Third, the Bayes factor for lexical frequency was “barely worth mentioning” (Jeffreys, 1961). This finding is also somewhat surprising, given that, in psycholinguistics, word frequency has been claimed to be one of the strongest predictors of processing efficiency (Brysbaert, Mandera, & Keuleers, 2018). In the past, there has been some debate as to whether AoA, lexical frequency, or both factors have influence on picture-naming latencies (Johnston & Barry, 2006). At present, the consensus that has been reached is that both AoA and word frequency are important determinants of naming speed and accuracy (e.g., Bonin et al., 2004). However, the present finding suggests that the influence of lexical frequency in word production should be closely examined in future studies. Once again, such a finding clearly shows how important the Bayesian approach can be. In particular, as recent word recognition studies have suggested (e.g., Brysbaert et al., 2018), some work is certainly needed to decide which of the different word frequency measures that are available best accounts for the variance in naming speed. It is also possible that the influence of lexical frequency in word production should be examined in relation to vocabulary knowledge, which can vary greatly among individuals. This issue was recently addressed by Mainz, Shao, Brysbaert, and Meyer (2017) in visual word recognition. Interestingly, they found that high-vocabulary individuals exhibited smaller frequency effects in a lexical decision task than low-vocabulary individuals (see also Brysbaert, Lagrou, & Stevens, 2016). Moreover, the mixed-effect reported by Bonin, Laroche, and Perret (2016a) in spelling to dictation seems to be consistent with this hypothesis. These authors showed that the lexical frequency effect was not constant across participants. This suggests that there are variations in the impact of this variable on spelling processing, depending on the participants and, maybe, on the participants’ vocabulary knowledge.
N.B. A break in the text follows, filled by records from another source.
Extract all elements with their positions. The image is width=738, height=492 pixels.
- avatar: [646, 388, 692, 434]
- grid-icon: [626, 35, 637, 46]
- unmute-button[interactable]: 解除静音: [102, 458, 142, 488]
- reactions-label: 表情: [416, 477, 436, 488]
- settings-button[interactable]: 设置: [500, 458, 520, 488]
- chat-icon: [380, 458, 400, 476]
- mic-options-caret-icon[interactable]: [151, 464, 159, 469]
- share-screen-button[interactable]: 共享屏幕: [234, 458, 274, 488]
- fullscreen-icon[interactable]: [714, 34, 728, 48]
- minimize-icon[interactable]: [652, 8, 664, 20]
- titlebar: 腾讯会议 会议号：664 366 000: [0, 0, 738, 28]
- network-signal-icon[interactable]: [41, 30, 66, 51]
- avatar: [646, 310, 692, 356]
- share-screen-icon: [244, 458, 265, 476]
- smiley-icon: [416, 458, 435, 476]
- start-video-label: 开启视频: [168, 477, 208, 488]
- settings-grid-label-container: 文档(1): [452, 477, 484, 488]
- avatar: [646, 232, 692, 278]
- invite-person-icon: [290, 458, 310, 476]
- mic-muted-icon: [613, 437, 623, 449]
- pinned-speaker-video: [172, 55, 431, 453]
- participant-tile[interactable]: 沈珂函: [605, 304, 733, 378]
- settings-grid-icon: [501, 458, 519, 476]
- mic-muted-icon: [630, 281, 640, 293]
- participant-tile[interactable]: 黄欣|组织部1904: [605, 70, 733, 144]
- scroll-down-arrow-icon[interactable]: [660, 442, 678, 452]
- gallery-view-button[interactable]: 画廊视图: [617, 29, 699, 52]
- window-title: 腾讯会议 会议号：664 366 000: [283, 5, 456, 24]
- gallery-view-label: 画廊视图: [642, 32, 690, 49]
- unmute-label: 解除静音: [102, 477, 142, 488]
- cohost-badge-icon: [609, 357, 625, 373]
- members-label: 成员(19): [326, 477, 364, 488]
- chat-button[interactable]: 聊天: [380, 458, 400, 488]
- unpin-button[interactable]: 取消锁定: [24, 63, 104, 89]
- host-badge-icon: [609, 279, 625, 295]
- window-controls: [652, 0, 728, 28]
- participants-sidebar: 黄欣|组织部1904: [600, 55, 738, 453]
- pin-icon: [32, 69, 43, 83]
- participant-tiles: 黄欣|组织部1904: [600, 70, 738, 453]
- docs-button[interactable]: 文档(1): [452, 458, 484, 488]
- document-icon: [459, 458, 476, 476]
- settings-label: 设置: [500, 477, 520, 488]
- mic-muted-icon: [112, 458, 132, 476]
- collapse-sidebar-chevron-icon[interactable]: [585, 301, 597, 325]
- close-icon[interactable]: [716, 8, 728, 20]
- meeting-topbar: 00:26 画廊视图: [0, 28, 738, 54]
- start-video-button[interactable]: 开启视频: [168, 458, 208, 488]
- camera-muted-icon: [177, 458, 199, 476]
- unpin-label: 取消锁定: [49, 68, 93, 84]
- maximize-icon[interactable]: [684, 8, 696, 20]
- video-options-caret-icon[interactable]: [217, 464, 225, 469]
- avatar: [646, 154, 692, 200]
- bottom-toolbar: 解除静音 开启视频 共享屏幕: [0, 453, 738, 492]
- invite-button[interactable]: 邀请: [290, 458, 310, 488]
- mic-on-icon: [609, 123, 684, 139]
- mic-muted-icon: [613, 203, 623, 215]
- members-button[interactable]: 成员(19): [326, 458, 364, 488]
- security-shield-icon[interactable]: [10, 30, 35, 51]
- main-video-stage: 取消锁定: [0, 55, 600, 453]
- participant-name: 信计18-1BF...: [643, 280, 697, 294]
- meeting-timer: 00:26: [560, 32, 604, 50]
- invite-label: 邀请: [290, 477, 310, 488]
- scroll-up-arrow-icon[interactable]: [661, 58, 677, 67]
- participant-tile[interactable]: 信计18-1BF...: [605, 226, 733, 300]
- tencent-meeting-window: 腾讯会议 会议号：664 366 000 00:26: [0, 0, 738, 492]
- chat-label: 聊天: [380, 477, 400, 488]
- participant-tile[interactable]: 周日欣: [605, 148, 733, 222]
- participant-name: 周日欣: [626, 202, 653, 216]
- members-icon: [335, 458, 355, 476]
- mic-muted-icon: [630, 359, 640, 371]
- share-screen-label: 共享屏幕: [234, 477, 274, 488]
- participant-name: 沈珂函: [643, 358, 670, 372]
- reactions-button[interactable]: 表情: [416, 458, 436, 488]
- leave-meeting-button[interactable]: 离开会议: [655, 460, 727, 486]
Finally, our analyses revealed that the change in the distribution of the probabilities in the light of the data reported in the literature supported the idea of null effects (H0) for both visual complexity and length, two variables that indeed have rarely been assumed to play a key role in picture naming. At a theoretical level, it must be acknowledged that it is always difficult to make claims about specific mechanisms when the variables assumed to index their influence have rarely or only inconsistently been found to be reliable. Our findings should not therefore be taken to suggest that certain variables, such as word length or visual complexity, never play a role in conceptually driven naming, and that they should no longer be taken into account when building views of word production. In effect, from a computational point of view, it seems difficult to argue that the visual complexity of objects has absolutely no impact on word production because, in picture naming, there is necessarily a level at which some visual characteristics of the pictures are processed. However, our findings make clear that the way that visual complexity has been measured up to now—that is, subjectively, using Likert scales—is certainly problematic, and this should prompt researchers to think of alternative (more reliable) measures of visual complexity. Indeed, there have been some attempts to measure visual complexity objectively—for instance, by using the size of the JPEG picture file (see Székely & Bates, 2000).

In conclusion, we think that Bayesian meta-analyses constitute a very useful tool to help researchers gauge the importance of factors in various experimental tasks such as picture naming. We are sure that such analyses will be used more often in the future in several fields of experimental psychology, because they provide useful information for deciding about the factors that should or should not be controlled for when designing experiments.